In Kürze
Die Zuschlagskalkulation ist ein Verfahren der Kostenrechnung, bei dem direkt zurechenbare Kosten eines Produkts erfasst und nicht direkt zurechenbare Gemeinkosten als prozentualer Aufschlag hinzugerechnet werden.
Definition
Unternehmen, die verschiedene Produkte mit unterschiedlichen Herstellungsabläufen fertigen, stehen vor der Frage: Wie viel kostet ein einzelnes Produkt wirklich? Die Zuschlagskalkulation hilft dabei, diese Frage zu beantworten.

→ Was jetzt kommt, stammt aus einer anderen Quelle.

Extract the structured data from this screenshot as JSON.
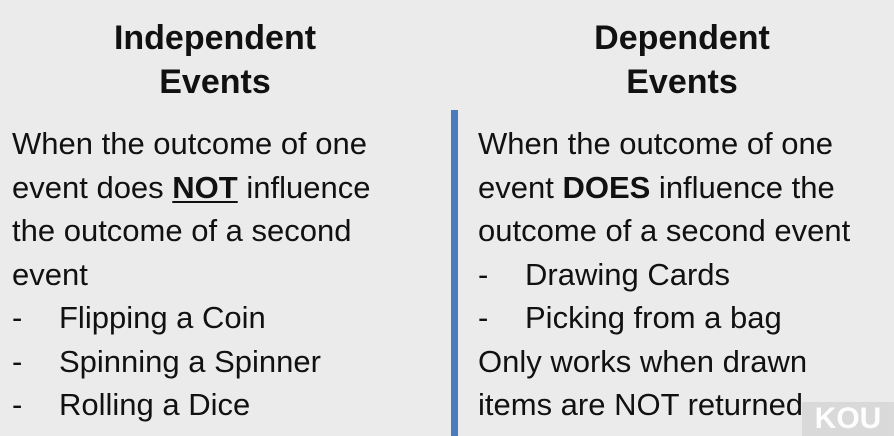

Das Verfahren unterscheidet zwischen Einzelkosten — also Kosten, die einem Produkt direkt zugeordnet werden können, wie Material oder Fertigungslohn — und Gemeinkosten, die nicht direkt zugeordnet werden können, wie Verwaltungs- oder Vertriebskosten. Die Gemeinkosten werden als prozentualer Zuschlag auf die Einzelkosten verrechnet.
Es gibt zwei grundlegende Varianten:
- Summarische Zuschlagskalkulation: Ein einziger Zuschlagsatz wird auf alle Einzelkosten angewendet. Einfach, aber ungenau — geeignet nur bei niedrigen Gemeinkosten. Unterformen sind die kumulative (Zuschlag auf alle Einzelkosten) und die elektive Zuschlagskalkulation (Zuschlag nur auf bestimmte Einzelkosten, z. B. Lohnkosten).

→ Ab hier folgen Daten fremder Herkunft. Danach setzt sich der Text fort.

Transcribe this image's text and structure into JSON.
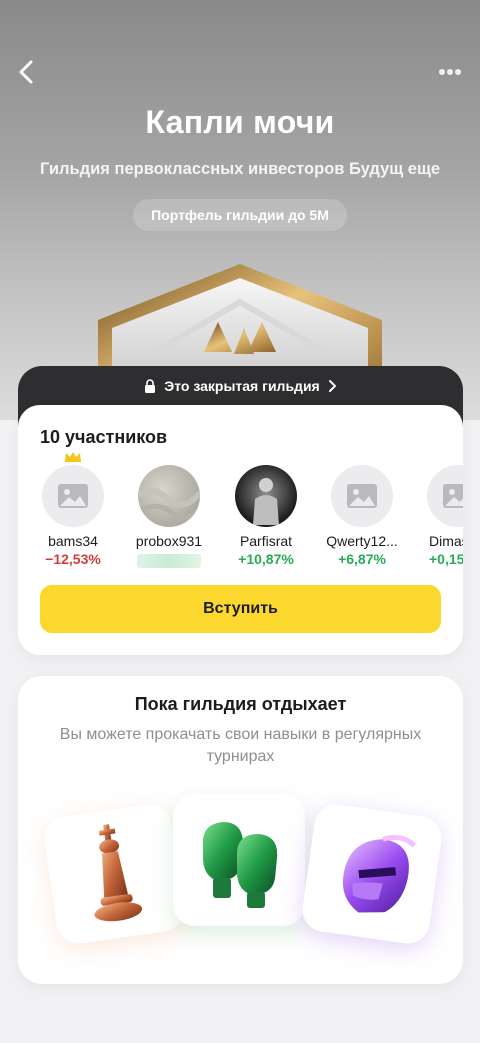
{
  "header": {
    "title": "Капли мочи",
    "subtitle": "Гильдия первоклассных инвесторов Будущ еще",
    "portfolio_pill": "Портфель гильдии до 5М",
    "back_icon": "chevron-left-icon",
    "more_icon": "more-dots-icon"
  },
  "closed_notice": {
    "label": "Это закрытая гильдия",
    "lock_icon": "lock-icon",
    "chevron_icon": "chevron-right-icon"
  },
  "members": {
    "title": "10 участников",
    "items": [
      {
        "name": "bams34",
        "change": "−12,53%",
        "trend": "neg",
        "avatar": "placeholder-image-icon",
        "leader": true
      },
      {
        "name": "probox931",
        "change": "",
        "trend": "hidden",
        "avatar": "fabric-photo"
      },
      {
        "name": "Parfisrat",
        "change": "+10,87%",
        "trend": "pos",
        "avatar": "athlete-photo"
      },
      {
        "name": "Qwerty12...",
        "change": "+6,87%",
        "trend": "pos",
        "avatar": "placeholder-image-icon"
      },
      {
        "name": "Dimas",
        "change": "+0,15",
        "trend": "pos",
        "avatar": "placeholder-image-icon"
      }
    ]
  },
  "join_button": {
    "label": "Вступить"
  },
  "rest_card": {
    "title": "Пока гильдия отдыхает",
    "text": "Вы можете прокачать свои навыки в регулярных турнирах",
    "tiles": [
      "chess-king-icon",
      "boxing-gloves-icon",
      "knight-helmet-icon"
    ]
  },
  "colors": {
    "accent_yellow": "#fcd82f",
    "negative": "#d63b3b",
    "positive": "#2aaa58",
    "dark_band": "#2e2e30"
  }
}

- Differenzierende Zuschlagskalkulation: Die Gemeinkosten werden je nach Bereich — Material, Fertigung, Verwaltung, Vertrieb — getrennt erfasst und mit eigenen Zuschlagsätzen verrechnet. Dieses Verfahren ist aufwendiger, aber genauer und folgt dem Grundsatz, dass jedes Produkt nur mit den Kosten belastet werden soll, die es tatsächlich verursacht hat.

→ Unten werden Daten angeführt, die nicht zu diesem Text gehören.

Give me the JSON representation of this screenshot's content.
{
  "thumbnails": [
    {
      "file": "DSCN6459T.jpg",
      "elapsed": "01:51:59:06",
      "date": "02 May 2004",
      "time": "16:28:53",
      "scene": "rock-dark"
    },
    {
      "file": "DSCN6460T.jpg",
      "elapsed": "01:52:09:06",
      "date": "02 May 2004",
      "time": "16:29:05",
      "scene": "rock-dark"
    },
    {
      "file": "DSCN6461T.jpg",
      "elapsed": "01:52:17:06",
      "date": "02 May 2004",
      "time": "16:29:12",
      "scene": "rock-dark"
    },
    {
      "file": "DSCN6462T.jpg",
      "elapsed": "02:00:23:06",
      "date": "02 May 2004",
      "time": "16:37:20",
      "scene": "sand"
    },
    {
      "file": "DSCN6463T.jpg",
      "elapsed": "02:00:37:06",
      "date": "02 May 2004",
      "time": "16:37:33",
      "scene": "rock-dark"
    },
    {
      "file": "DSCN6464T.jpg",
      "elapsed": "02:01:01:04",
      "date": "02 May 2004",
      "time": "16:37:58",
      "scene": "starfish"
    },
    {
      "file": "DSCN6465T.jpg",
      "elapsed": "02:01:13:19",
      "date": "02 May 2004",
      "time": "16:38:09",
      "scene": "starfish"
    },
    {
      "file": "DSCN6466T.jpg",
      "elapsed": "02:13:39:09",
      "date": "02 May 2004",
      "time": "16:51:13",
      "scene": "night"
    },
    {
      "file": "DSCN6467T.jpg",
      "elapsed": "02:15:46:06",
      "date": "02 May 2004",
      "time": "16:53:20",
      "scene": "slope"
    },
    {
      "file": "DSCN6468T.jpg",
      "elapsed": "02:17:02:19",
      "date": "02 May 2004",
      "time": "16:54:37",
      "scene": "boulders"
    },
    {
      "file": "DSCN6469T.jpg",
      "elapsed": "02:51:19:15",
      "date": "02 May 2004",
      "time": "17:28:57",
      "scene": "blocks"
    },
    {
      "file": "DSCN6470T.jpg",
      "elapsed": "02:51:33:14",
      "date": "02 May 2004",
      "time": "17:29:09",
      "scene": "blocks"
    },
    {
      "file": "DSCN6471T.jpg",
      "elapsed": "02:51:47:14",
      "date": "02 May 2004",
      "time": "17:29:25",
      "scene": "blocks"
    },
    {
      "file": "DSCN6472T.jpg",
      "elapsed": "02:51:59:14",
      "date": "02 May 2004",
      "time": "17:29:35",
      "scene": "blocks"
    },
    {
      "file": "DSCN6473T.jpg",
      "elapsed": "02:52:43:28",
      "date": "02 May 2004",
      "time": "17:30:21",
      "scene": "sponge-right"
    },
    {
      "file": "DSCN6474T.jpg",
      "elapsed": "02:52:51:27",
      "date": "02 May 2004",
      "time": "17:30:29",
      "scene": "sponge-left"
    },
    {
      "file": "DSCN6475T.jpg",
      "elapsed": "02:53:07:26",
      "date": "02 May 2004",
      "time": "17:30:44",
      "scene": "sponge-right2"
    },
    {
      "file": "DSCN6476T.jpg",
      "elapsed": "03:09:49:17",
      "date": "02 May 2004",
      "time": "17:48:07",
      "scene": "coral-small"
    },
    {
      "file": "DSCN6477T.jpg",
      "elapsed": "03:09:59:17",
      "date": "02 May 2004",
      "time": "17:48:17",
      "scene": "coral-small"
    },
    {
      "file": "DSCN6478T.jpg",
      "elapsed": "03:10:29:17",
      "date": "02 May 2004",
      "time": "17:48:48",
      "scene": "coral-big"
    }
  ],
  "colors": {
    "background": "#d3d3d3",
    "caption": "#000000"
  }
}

Ein wichtiger Hinweis: Jeder Verteilungsschlüssel bleibt eine Annäherung. In der Praxis größerer Unternehmen wird die Zuschlagskalkulation daher zunehmend durch genauere Verfahren ersetzt, etwa die Maschinenstundensatzrechnung oder die Grenzkostendeckungsbeitragsrechnung.